Мистер Джонсон с интересом слушал, как жук сетует и оплакивает свою судьбу, особо отмечая при этом, что сам он в надежде на спасение никогда в жизни не приставал с развратными намерениями ни к одной особе женского пола, принадлежавшей к его народу.

— Как может распуститься тот, — восклицал жук, — кто обучился всем благам гардероба, где всегда висит воскресное платье, и откуда, как любому известно, мое точение и точение моих предков с самого сотворения мира доносится как сверхъестественное предупреждение, каковое Смерть дает простакам, чтобы все, кто его услышат, покуда не поздно, примирились с Господом и восславили нашего благословенного Спасителя?

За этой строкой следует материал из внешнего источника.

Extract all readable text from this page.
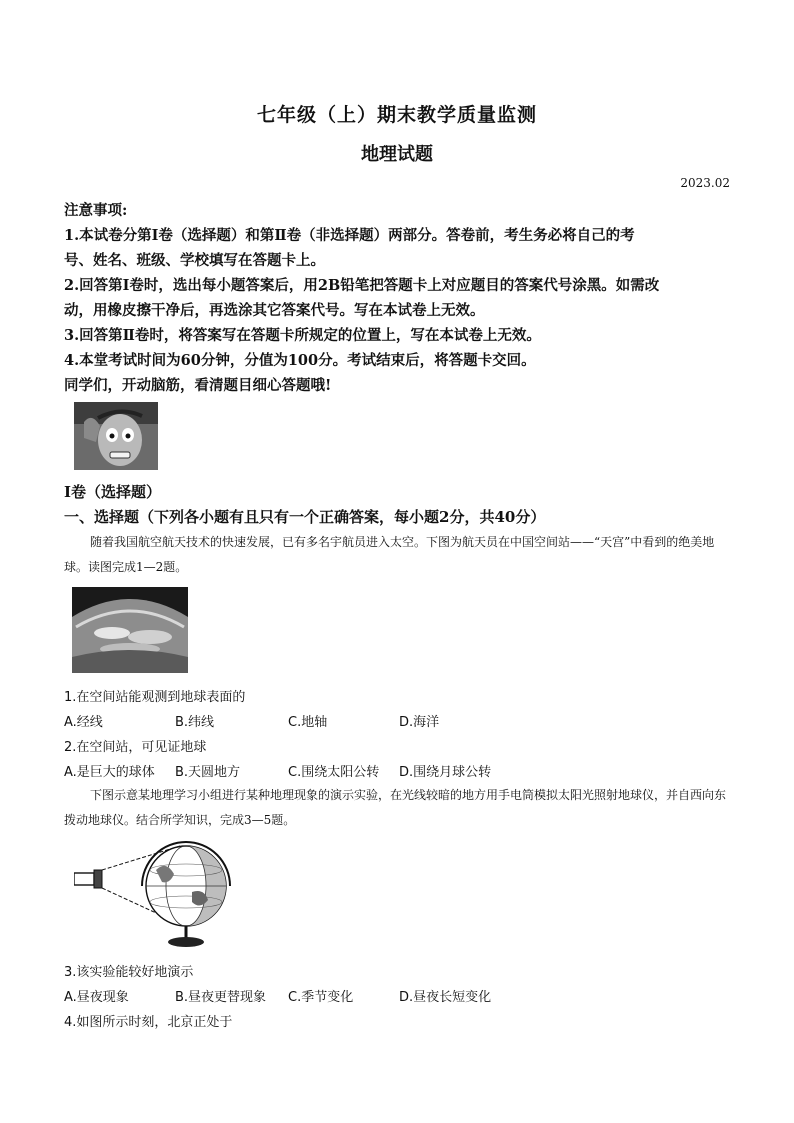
七年级（上）期末教学质量监测
地理试题
2023.02
注意事项:
1.本试卷分第Ⅰ卷（选择题）和第Ⅱ卷（非选择题）两部分。答卷前，考生务必将自己的考
号、姓名、班级、学校填写在答题卡上。
2.回答第Ⅰ卷时，选出每小题答案后，用2B铅笔把答题卡上对应题目的答案代号涂黑。如需改
动，用橡皮擦干净后，再选涂其它答案代号。写在本试卷上无效。
3.回答第Ⅱ卷时，将答案写在答题卡所规定的位置上，写在本试卷上无效。
4.本堂考试时间为60分钟，分值为100分。考试结束后，将答题卡交回。
同学们，开动脑筋，看清题目细心答题哦!
Ⅰ卷（选择题）
一、选择题（下列各小题有且只有一个正确答案，每小题2分，共40分）
随着我国航空航天技术的快速发展，已有多名宇航员进入太空。下图为航天员在中国空间站——“天宫”中看到的绝美地球。读图完成1—2题。
1.在空间站能观测到地球表面的
A.经线	B.纬线	C.地轴	D.海洋
2.在空间站，可见证地球
A.是巨大的球体	B.天圆地方	C.围绕太阳公转	D.围绕月球公转
下图示意某地理学习小组进行某种地理现象的演示实验，在光线较暗的地方用手电筒模拟太阳光照射地球仪，并自西向东拨动地球仪。结合所学知识，完成3—5题。
3.该实验能较好地演示
A.昼夜现象	B.昼夜更替现象	C.季节变化	D.昼夜长短变化
4.如图所示时刻，北京正处于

Мистер Джонсон одобрительно кивнул. Хотя еще в юности — и позже — он слушал разговоры людей, которые притворялись, что знают очень много, он никогда еще не слышал слов, которые бы доставили ему такое удовольствие, как слова этого бедняги-жука; кто знает? — если прислушаться, он может услышать такие же искусные слова какого-нибудь другого существа.

Жук, закашлявшись, умолк, и большая черная паучиха сердито повела свой рассказ, обращаясь ко всем, кто слушал, рассказ о том, что деревенская сиделка, миссис Маргарет Пови, — просто ужасная старая карга, потому что она смела метлой паутину, являвшуюся самым великолепным особняком из тех, где когда-либо жил простой паук.